Gilles Aillaud continuera à présenter ses travaux en Europe et en Asie durant sa vie professionnelle. Une grande rétrospective lui sera dédiée au Museo Nacional Centro de Arte Reina Sofia à Madrid en 1991 et une autre posthume à Villa Medici en 2006.

Figuration Narrative : le retour à la peinture figurative

L’activité d’Aillaud s’inscrit principalement dans le mouvement de la Figuration Narrative, présenté en 1964 lors de l’exposition Mythologies Quotidiennes au Musée d’Art Moderne de la Ville de Paris. Ce courant propose le retour à la peinture figurative, en plein contraste avec l’abstraction dans ses tableaux, tout en fusionnant des idées propres à la Pop Art, comme la société de consommation et la culture de masse, à l’engagement politique. Le polyptyque Vivre et laisser mourir ou la fin tragique de Marcel Duchamp de 1965, réalisé avec Eduardo Arroyo et Antonio Recalcati, constitue le manifeste du mouvement : les peintres, figurés en tant qu’assassins de Marcel Duchamp, déclarent la mort de l’art abstrait et de l’art apolitique.

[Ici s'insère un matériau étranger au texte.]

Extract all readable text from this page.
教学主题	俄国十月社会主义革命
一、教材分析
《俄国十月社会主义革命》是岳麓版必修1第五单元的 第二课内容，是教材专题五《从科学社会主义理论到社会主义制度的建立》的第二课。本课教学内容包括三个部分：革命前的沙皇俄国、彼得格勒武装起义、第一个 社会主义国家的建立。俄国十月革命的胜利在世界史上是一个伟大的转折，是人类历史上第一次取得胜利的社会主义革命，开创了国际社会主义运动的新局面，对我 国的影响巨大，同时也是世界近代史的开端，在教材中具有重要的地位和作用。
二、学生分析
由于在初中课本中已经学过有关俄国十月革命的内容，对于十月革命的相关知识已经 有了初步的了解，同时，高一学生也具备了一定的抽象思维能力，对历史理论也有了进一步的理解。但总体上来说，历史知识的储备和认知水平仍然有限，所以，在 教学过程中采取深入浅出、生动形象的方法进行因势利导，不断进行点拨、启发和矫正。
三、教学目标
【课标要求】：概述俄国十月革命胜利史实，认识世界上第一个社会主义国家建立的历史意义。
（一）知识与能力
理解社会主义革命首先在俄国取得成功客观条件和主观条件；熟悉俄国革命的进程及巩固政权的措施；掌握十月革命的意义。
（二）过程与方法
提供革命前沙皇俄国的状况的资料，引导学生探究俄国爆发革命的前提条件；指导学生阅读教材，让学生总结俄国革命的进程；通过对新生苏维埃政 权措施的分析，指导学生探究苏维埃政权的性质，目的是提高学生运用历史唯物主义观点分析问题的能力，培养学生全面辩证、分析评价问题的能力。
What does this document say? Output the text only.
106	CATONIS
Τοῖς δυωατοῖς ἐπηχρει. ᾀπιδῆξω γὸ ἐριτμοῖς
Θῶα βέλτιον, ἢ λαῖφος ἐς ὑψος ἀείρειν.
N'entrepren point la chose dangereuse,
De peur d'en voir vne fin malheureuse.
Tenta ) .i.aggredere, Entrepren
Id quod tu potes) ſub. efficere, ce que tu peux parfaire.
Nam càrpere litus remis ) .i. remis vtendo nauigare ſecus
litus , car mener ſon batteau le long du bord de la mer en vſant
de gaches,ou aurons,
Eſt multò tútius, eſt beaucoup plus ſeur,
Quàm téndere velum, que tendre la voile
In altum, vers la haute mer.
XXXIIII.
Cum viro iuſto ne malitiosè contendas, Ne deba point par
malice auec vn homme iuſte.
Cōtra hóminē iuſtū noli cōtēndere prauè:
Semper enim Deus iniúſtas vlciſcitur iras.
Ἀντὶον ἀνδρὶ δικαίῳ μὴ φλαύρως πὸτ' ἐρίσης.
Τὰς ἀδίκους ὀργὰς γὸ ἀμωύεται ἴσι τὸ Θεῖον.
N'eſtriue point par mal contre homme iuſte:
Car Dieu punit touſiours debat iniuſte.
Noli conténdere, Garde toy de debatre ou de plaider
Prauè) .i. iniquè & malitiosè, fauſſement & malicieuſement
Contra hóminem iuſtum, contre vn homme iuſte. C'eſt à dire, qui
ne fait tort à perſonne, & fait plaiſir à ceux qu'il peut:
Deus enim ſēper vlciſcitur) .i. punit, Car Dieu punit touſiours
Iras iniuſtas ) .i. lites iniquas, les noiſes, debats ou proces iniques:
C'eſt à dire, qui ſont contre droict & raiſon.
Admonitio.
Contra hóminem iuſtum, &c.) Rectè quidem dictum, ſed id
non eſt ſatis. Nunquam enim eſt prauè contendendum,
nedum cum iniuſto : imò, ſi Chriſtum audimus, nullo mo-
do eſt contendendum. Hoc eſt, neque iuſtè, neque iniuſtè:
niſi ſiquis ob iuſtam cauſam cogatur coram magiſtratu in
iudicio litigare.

Aillaud, peintre de la liberté artificielle

Tout au long de sa carrière, Aillaud développe sans cesse l’iconographie des animaux en cage, dans une perspective théâtrale : le zoo, espace de liberté artificielle par excellence, se transforme dans une scène dans laquelle les animaux jouent la part des acteurs inconscients. Sa technique impersonnelle et académique refuse toute inclinaison esthétique en faveur du contenu social, idéologique et politique : la solitude des animaux en cage reflète la solitude des êtres humains. Aillaud affirme, en effet, que les « images sont intéressantes que dans la relation avec le contexte historique général dans lequel elles apparaissent ». Les animaux en cage des années soixante et soixante-dix, tels que Orang-outang de 1967 et Snake de 1971, laissent ensuite le pas à la liberté des paysages au cours des années quatre-vingt.